いつかは嫌われて終わる方が相手のため、だから。
私は、遠藤いちご。
源氏名は、渚。
いちごなんて本名が嫌で、本名を名乗らなくていい仕事を探して、今はキャバクラで働いている。
かつては、愛人もしていた。
私の兄弟は六人いる。二人は種違い、他の二人は腹違いで、両親同じ兄弟は姉が一人だけ。
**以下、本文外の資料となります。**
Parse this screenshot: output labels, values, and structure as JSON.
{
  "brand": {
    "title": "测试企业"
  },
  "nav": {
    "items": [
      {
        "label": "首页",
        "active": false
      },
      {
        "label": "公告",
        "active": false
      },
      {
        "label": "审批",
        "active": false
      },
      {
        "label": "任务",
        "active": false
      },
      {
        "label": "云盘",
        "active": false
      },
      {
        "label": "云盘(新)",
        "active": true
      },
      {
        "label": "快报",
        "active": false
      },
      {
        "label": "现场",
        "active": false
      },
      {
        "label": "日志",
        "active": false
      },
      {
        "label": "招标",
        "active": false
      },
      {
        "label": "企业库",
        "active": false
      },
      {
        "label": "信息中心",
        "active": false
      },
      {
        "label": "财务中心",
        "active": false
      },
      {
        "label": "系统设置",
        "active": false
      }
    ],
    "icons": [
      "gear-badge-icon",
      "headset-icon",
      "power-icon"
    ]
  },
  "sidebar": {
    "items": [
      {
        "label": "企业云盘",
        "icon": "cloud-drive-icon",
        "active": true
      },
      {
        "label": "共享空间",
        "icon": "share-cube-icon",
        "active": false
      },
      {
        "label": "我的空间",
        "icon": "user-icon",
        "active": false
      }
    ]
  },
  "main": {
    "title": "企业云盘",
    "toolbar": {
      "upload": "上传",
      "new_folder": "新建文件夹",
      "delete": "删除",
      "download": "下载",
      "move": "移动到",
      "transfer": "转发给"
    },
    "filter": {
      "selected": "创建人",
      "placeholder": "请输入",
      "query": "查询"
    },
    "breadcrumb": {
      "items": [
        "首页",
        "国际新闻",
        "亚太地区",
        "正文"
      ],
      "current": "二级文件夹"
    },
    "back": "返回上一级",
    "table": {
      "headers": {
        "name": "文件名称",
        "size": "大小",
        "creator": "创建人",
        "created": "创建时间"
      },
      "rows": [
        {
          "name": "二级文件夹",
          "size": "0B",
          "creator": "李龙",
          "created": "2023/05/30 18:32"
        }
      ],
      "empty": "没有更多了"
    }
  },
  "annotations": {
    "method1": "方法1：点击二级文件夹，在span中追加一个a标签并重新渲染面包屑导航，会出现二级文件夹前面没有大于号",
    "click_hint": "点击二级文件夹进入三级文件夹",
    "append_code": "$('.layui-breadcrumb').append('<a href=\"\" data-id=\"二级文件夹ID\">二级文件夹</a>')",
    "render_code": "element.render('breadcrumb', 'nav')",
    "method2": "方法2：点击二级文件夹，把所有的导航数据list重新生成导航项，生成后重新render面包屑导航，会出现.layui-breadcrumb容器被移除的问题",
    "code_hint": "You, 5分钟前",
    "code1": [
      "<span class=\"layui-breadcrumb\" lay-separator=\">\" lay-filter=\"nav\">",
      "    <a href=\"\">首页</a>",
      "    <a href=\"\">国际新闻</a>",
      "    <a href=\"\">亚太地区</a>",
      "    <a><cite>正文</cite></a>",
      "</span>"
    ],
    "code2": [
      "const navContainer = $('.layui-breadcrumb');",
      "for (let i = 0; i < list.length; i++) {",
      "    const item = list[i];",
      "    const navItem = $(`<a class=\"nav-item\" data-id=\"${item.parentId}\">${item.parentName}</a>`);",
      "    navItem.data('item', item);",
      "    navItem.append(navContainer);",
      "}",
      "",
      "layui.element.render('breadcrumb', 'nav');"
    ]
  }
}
いわゆるステップファミリーで、よく考えもしないで結婚離婚繰り返すだけでなく、子供をほいほいつくる親のせいで、家は荒れて、友達をあげられない家だったから、子供の時から友達はいなかった。正確には、関わり持ちたがる人間は私を嫌って去っていくか、わざと嫌われるように振る舞っていた。私のいざこざに巻き込みたくなかったから。
私は、他の兄弟とは違って、中途半端に頭がよかったので、大学にいくようにすすめられた。
よくよく考えれば、それが転落人生を決定付けた。
私の両親は、お金だけでなく、責任感もない。
だから、親は私に勉強に集中するようにのたまわっては、私だけバイト禁止令を出したりした。
それなら、小遣いくれたらいいのに、小遣いはなし。
おかげで、大学では、付き合いは断るか奢られるしかなかった。
しかし、他人に奢られることを覚えた私は、若いだけでちやほやしてくれるおじさん相手に、こっそり商売することを覚えた。
それで、愛人業である。
親にバレないように愛人になるのは、最初は簡単だった。でも、義母にはバレそうになった。まぁ、バレたところで、義理の関係である。
私なんて、どうでもいい。
そんな私を好いてくれる青年もいた。
私は、わざと抱かれて、嫌われるようにしむけて、そいつを捨てた。
本当は、大好きなんだけど、こんな家の出の女じゃ、結婚すらままならない。
なら、私を踏み台にして、性格のいいお嬢様と結婚なさい。
私は、今日も、どこかみたされない男たちへの捨て石になる。